En Sud-Gironde, l’antenne locale des Petits Frères des pauvres compte 10 bénévoles, dont Denise Aubert, 84 ans, investie depuis sept ans.

« On suit huit personnes dont certaines très handicapées, dans une grande solitude familiale et amicale. Comme ce Monsieur qui a fait un AVC sévère, a tout le côté gauche paralysé et des difficultés à parler. Il n’a pas de famille du tout et passe ses journées devant la télé. Ou cet autre de 73 ans qui nous a été envoyé par l’hôpital de Cadillac. Dans sa vie, il a connu la rue, le viol, l’alcool… Nos bénéficiaires ont plus de 55 ans, on les accompagne souvent jusqu’à leur décès. »

Les Petits Frères des pauvres comptent six autres équipes dans le département qui accompagnent près de 260 personnes, dont la grande majorité (autour de 200) à Bordeaux et ses alentours.

Mettre en place des synergies

Si l’étude Solitudes 2022 de la Fondation de France souligne le rôle essentiel des associations auprès des personnes les plus isolées, elles ne sont pas les seules à prendre le sujet à bras-le-corps. La lutte contre l’isolement est devenue un axe de politique publique officiel depuis 2020, au niveau national, et décliné localement.

Ainsi, en Gironde, Boris Callen, jusque-là directeur adjoint du CCAS de Floirac, vient d’être détaché de la fonction publique pour « piloter, à la demande du Département, la Mobilisation nationale contre l’isolement des âgés (Monalisa)« .

« Je suis chargé de structurer la lutte contre l’isolement en Gironde. Nous devons mettre en synergie les différents acteurs (associations, collectivités…) car le sujet est complexe et nécessite le plus de transversalité possible. Notre objectif est d’apporter des réponses adaptées au territoire, de créer des écosystèmes du premier cercle. »
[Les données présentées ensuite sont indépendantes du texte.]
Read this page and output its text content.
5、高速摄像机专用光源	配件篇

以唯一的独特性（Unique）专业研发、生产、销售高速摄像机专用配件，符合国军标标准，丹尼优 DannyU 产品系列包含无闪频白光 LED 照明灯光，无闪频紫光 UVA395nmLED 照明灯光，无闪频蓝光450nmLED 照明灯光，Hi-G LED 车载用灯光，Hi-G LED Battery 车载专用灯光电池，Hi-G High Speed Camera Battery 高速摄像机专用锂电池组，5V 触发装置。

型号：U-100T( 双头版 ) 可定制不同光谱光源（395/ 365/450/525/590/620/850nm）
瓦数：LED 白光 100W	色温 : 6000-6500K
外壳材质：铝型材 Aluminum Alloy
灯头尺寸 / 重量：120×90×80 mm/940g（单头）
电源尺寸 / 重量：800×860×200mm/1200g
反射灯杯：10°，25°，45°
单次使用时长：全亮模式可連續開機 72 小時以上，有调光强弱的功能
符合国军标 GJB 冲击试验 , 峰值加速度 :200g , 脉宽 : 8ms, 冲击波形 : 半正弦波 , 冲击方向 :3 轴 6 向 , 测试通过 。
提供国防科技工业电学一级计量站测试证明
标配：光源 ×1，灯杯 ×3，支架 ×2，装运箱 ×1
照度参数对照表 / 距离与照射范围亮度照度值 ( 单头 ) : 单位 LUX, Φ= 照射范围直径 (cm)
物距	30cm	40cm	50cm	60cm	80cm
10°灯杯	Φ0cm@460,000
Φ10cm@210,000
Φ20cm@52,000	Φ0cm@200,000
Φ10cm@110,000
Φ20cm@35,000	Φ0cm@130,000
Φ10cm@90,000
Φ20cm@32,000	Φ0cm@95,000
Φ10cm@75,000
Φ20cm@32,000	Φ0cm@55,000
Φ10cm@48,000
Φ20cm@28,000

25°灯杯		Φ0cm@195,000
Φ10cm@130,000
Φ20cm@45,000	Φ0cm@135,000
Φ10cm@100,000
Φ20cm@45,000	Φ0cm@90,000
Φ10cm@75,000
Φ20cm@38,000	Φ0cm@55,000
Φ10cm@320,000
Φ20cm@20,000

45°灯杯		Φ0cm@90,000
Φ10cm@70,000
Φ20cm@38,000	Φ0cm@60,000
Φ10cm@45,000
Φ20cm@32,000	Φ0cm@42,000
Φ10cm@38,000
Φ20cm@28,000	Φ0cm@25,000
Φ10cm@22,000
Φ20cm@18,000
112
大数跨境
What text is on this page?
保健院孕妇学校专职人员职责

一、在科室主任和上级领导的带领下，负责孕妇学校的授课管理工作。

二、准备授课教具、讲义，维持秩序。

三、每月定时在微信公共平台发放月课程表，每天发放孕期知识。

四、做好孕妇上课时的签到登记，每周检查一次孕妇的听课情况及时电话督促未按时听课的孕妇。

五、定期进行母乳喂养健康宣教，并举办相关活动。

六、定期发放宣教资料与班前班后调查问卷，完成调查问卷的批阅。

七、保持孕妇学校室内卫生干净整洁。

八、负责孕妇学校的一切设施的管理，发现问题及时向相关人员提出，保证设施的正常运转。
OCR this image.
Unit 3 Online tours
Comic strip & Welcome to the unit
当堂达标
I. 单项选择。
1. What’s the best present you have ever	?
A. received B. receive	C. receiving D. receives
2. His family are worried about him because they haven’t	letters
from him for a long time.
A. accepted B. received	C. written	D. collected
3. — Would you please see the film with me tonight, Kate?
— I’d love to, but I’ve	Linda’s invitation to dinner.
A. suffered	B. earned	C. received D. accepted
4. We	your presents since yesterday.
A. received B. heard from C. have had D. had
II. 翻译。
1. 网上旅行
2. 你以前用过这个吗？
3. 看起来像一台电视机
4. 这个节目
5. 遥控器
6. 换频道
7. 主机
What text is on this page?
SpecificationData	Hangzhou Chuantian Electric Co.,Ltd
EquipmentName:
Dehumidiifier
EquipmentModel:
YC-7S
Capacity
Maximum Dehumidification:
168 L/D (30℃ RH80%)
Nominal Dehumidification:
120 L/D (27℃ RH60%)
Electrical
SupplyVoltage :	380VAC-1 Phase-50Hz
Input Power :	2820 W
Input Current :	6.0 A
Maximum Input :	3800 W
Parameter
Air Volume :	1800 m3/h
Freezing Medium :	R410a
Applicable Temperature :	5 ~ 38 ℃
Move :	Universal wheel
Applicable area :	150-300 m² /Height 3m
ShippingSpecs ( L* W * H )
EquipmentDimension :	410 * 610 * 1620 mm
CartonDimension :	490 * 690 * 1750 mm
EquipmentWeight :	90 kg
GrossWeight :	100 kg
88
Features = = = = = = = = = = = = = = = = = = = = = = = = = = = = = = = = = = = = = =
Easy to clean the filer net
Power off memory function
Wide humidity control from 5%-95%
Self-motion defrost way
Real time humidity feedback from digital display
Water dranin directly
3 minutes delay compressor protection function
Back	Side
Tabou car relevant a priori de la sphère intime, la question de l’isolement et de la solitude finit par devenir politique, en particulier depuis la crise sanitaire qui a mis en lumière cette solitude des aînés comme des étudiants, notamment à Bordeaux. Car, à tout âge, la solitude et l’isolement sont sources de souffrance.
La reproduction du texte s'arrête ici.